- Poster for "Ghost of Banana Tree"^{[citation needed]}
- Directed by: Heng Tola
- Written by: Mao Samnang
- Produced by: Heng Tola
- Starring: Sang Posda Ly Taro
- Distributed by: Campro production
- Release date: 24 July 2004 (Cambodia);
- Running time: 120 minutes
- Country: Cambodia
- Language: Khmer

= Ghost Banana Tree =

Cambodian movie based on a ghost story

Ghost of Banana Tree (ខ្មោចដើមចេកជ្វា) is a 2005 film. It is a Cambodian horror film based on a Cambodian ghost story about a vengeful ghost haunting a banana tree and killing her husband. It is the fourth horror film by Campro Production, following Neang Neath, The Forest, and The Haunted House.

==Plot==
The story is based on a Khmer tale. A man goes abroad for business. While he is away, his wife falls ill and dies. Her vengeful spirit begins to haunt the people of the village. The husband returns and believes his wife's ghost is actually his living wife until her ghost's arm grows unnaturally long. He flees the house for help, but, even after a proper Khmer burial, his wife's ghost follows him to a Buddhist monk's house, where he has sought safety.
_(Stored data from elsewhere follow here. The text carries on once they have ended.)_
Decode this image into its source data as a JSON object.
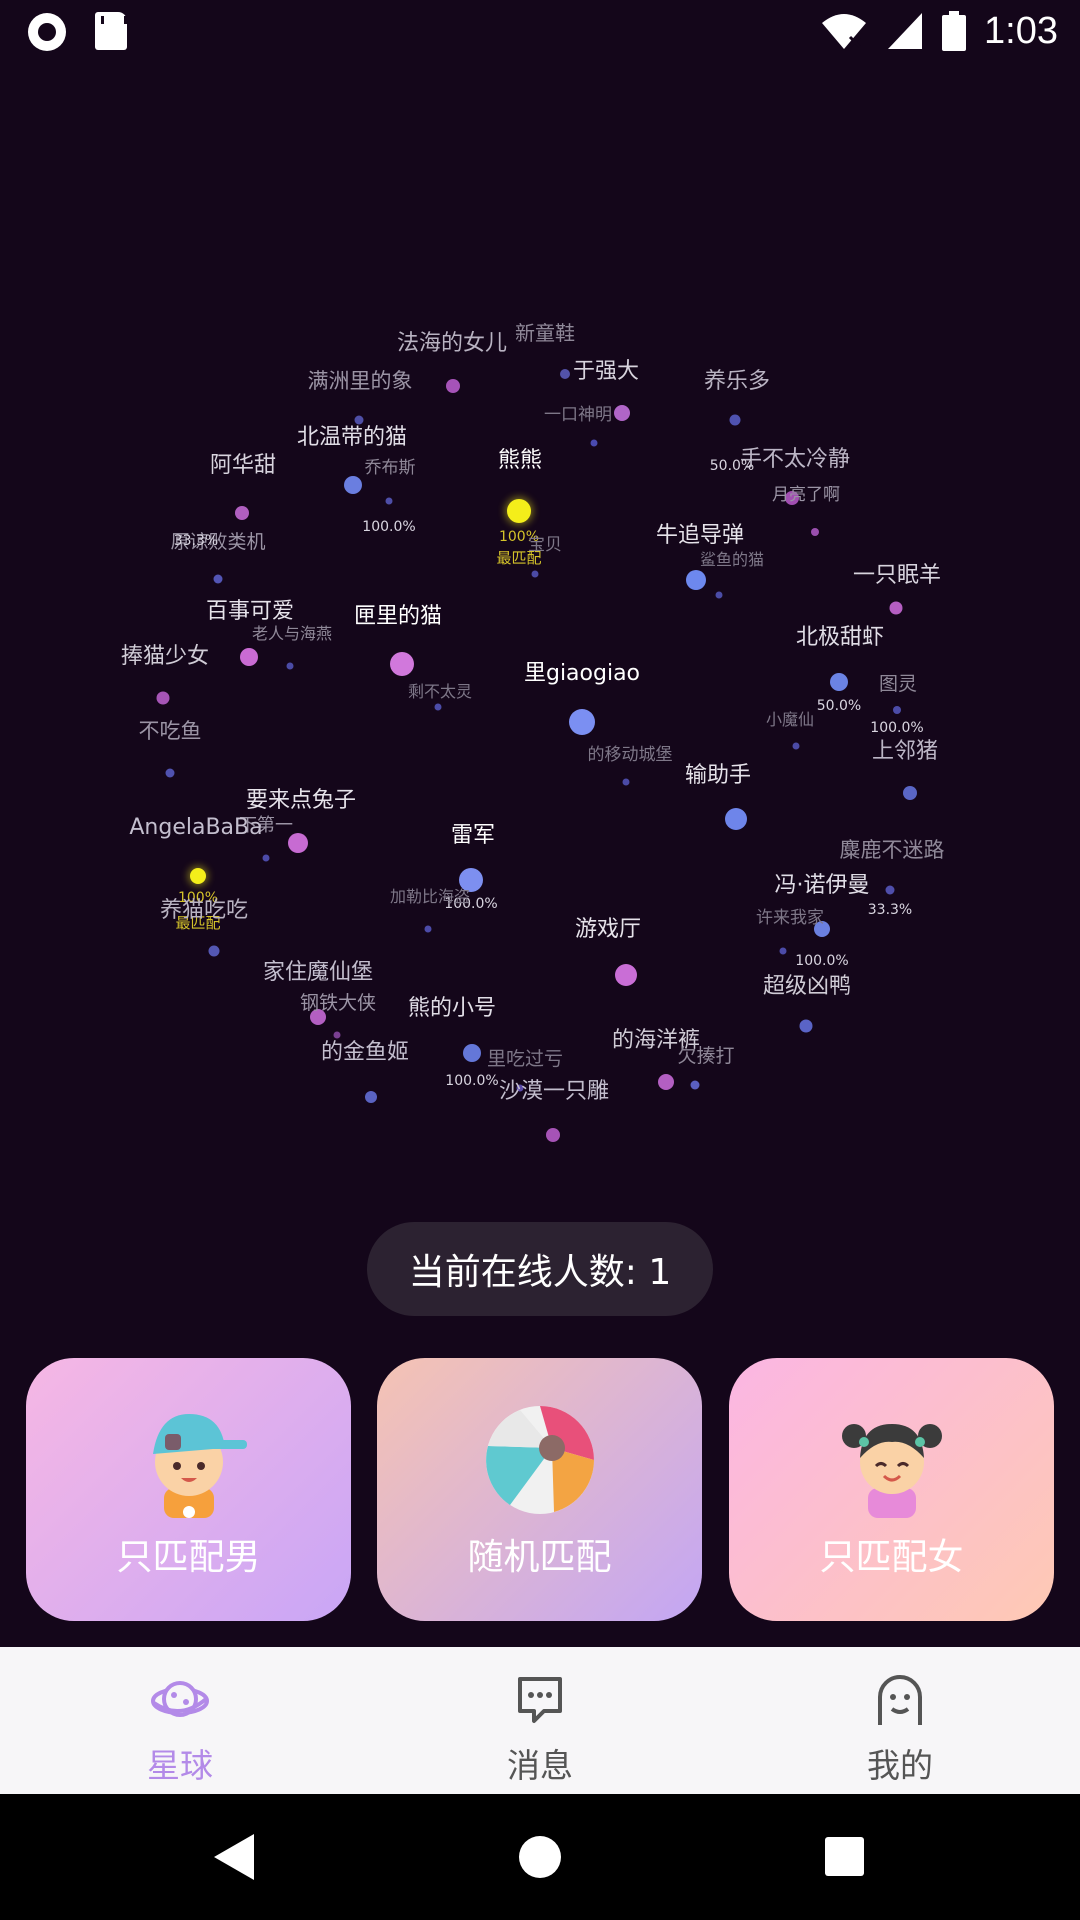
{
  "status_bar": {
    "time": "1:03",
    "icons": [
      "screen-record-icon",
      "sd-card-icon",
      "wifi-off-icon",
      "signal-icon",
      "battery-icon"
    ]
  },
  "planet": {
    "users": [
      {
        "name": "法海的女儿",
        "dot_color": "#a653b8"
      },
      {
        "name": "新童鞋",
        "dot_color": "#5352a8"
      },
      {
        "name": "于强大",
        "dot_color": "#b065c8"
      },
      {
        "name": "养乐多",
        "dot_color": "#4f52b0"
      },
      {
        "name": "满洲里的象",
        "dot_color": "#4f4fa6"
      },
      {
        "name": "一口神明",
        "dot_color": "#4a4ab0"
      },
      {
        "name": "北温带的猫",
        "dot_color": "#6a7ee0"
      },
      {
        "name": "乔布斯",
        "dot_color": "#4e4ea8",
        "percent": "100.0%"
      },
      {
        "name": "熊熊",
        "dot_color": "#f4ee1a",
        "percent": "100%",
        "tag": "最匹配"
      },
      {
        "name": "阿华甜",
        "dot_color": "#b05fc0"
      },
      {
        "name": "手不太冷静",
        "dot_color": "#a24fb2",
        "percent": "50.0%"
      },
      {
        "name": "月亮了啊",
        "dot_color": "#9a4fae"
      },
      {
        "name": "原谅败类机",
        "dot_color": "#5355b5",
        "percent": "33.3%"
      },
      {
        "name": "宝贝",
        "dot_color": "#4c4ba5"
      },
      {
        "name": "牛追导弹",
        "dot_color": "#6d88ee"
      },
      {
        "name": "鲨鱼的猫",
        "dot_color": "#4b4ca6"
      },
      {
        "name": "一只眠羊",
        "dot_color": "#b55ec2"
      },
      {
        "name": "百事可爱",
        "dot_color": "#c96bd3"
      },
      {
        "name": "老人与海燕",
        "dot_color": "#4b4ba6"
      },
      {
        "name": "匣里的猫",
        "dot_color": "#d178dc"
      },
      {
        "name": "捧猫少女",
        "dot_color": "#a655b6"
      },
      {
        "name": "北极甜虾",
        "dot_color": "#6b83e4",
        "percent": "50.0%"
      },
      {
        "name": "图灵",
        "dot_color": "#4c4ca8",
        "percent": "100.0%"
      },
      {
        "name": "里giaogiao",
        "dot_color": "#7b8ff2"
      },
      {
        "name": "剩不太灵",
        "dot_color": "#4c4ca8"
      },
      {
        "name": "不吃鱼",
        "dot_color": "#5052b0"
      },
      {
        "name": "小魔仙",
        "dot_color": "#4c4ba6"
      },
      {
        "name": "上邻猪",
        "dot_color": "#5a66c6"
      },
      {
        "name": "的移动城堡",
        "dot_color": "#4b4aa6"
      },
      {
        "name": "输助手",
        "dot_color": "#6e85ea"
      },
      {
        "name": "要来点兔子",
        "dot_color": "#c76bd2"
      },
      {
        "name": "下第一",
        "dot_color": "#4c4aa8"
      },
      {
        "name": "AngelaBaBa",
        "dot_color": "#f4ee1a",
        "percent": "100%",
        "tag": "最匹配"
      },
      {
        "name": "雷军",
        "dot_color": "#7d8ff0",
        "percent": "100.0%"
      },
      {
        "name": "麋鹿不迷路",
        "dot_color": "#4f4eab",
        "percent": "33.3%"
      },
      {
        "name": "冯·诺伊曼",
        "dot_color": "#6b80e0",
        "percent": "100.0%"
      },
      {
        "name": "养猫吃吃",
        "dot_color": "#5457b3"
      },
      {
        "name": "加勒比海盗",
        "dot_color": "#4c4ba8"
      },
      {
        "name": "许来我家",
        "dot_color": "#4c4ba8"
      },
      {
        "name": "游戏厅",
        "dot_color": "#c96ed6"
      },
      {
        "name": "家住魔仙堡",
        "dot_color": "#b35fc2"
      },
      {
        "name": "钢铁大侠",
        "dot_color": "#7a3f92"
      },
      {
        "name": "超级凶鸭",
        "dot_color": "#5a64c6"
      },
      {
        "name": "熊的小号",
        "dot_color": "#6477d8",
        "percent": "100.0%"
      },
      {
        "name": "的金鱼姬",
        "dot_color": "#5a63c2"
      },
      {
        "name": "里吃过亏",
        "dot_color": "#5a4aa8"
      },
      {
        "name": "的海洋裤",
        "dot_color": "#b35fc2"
      },
      {
        "name": "欠揍打",
        "dot_color": "#5a5fc0"
      },
      {
        "name": "沙漠一只雕",
        "dot_color": "#a653b6"
      }
    ]
  },
  "online": {
    "label": "当前在线人数: 1"
  },
  "cards": {
    "male": {
      "label": "只匹配男",
      "icon": "boy-avatar-icon"
    },
    "random": {
      "label": "随机匹配",
      "icon": "beach-ball-icon"
    },
    "female": {
      "label": "只匹配女",
      "icon": "girl-avatar-icon"
    }
  },
  "tabs": [
    {
      "label": "星球",
      "icon": "planet-icon",
      "active": true
    },
    {
      "label": "消息",
      "icon": "message-icon",
      "active": false
    },
    {
      "label": "我的",
      "icon": "profile-icon",
      "active": false
    }
  ],
  "colors": {
    "background": "#14061a",
    "accent": "#b38ae8",
    "highlight": "#f4ee1a"
  }
}
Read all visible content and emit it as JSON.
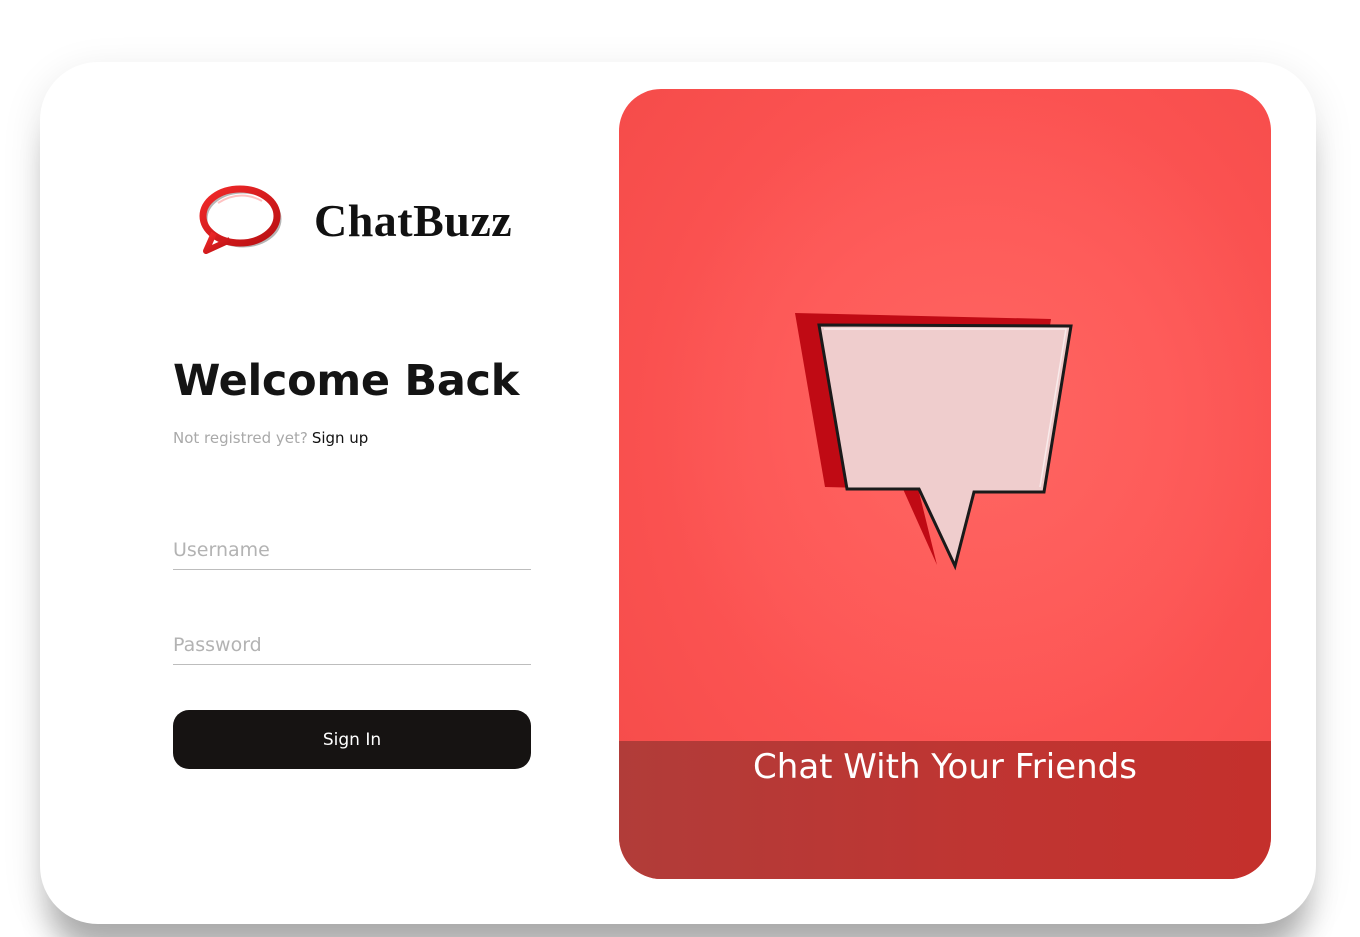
{
  "brand": {
    "name": "ChatBuzz",
    "logo_icon": "speech-bubble-logo-icon",
    "logo_color": "#d91a1a"
  },
  "login": {
    "heading": "Welcome Back",
    "signup_prompt": "Not registred yet?",
    "signup_link": "Sign up",
    "username_placeholder": "Username",
    "username_value": "",
    "password_placeholder": "Password",
    "password_value": "",
    "submit_label": "Sign In"
  },
  "hero": {
    "caption": "Chat With Your Friends",
    "image_icon": "speech-bubble-illustration-icon",
    "background_color": "#fd5554",
    "caption_band_color": "#bc3532"
  }
}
As he recites prayers, his wife's ghost climbs one of the many nearby banana trees to enter the house through a window. (It is traditionally considered inauspicious by the Khmer to grow banana trees close to a house, especially near a window.) She kills her husband, and the film ends with the couple's spirits flying to begin their next life together.

==Origins==
The film is based on a Cambodian legend, marketed by Campro Production as a true event, which occurred at least during the 16th century. A folk belief, which many Khmer still follow, stems from this legend, forbidding people from planting banana trees next to their houses as a ghost spirit could enter the house by climbing in on a banana leaf. If there was already a banana tree growing close by, all of the banana tree's leaves touching or near the house would be cut off for safety. This centuries-old tradition is most common in more remote areas today.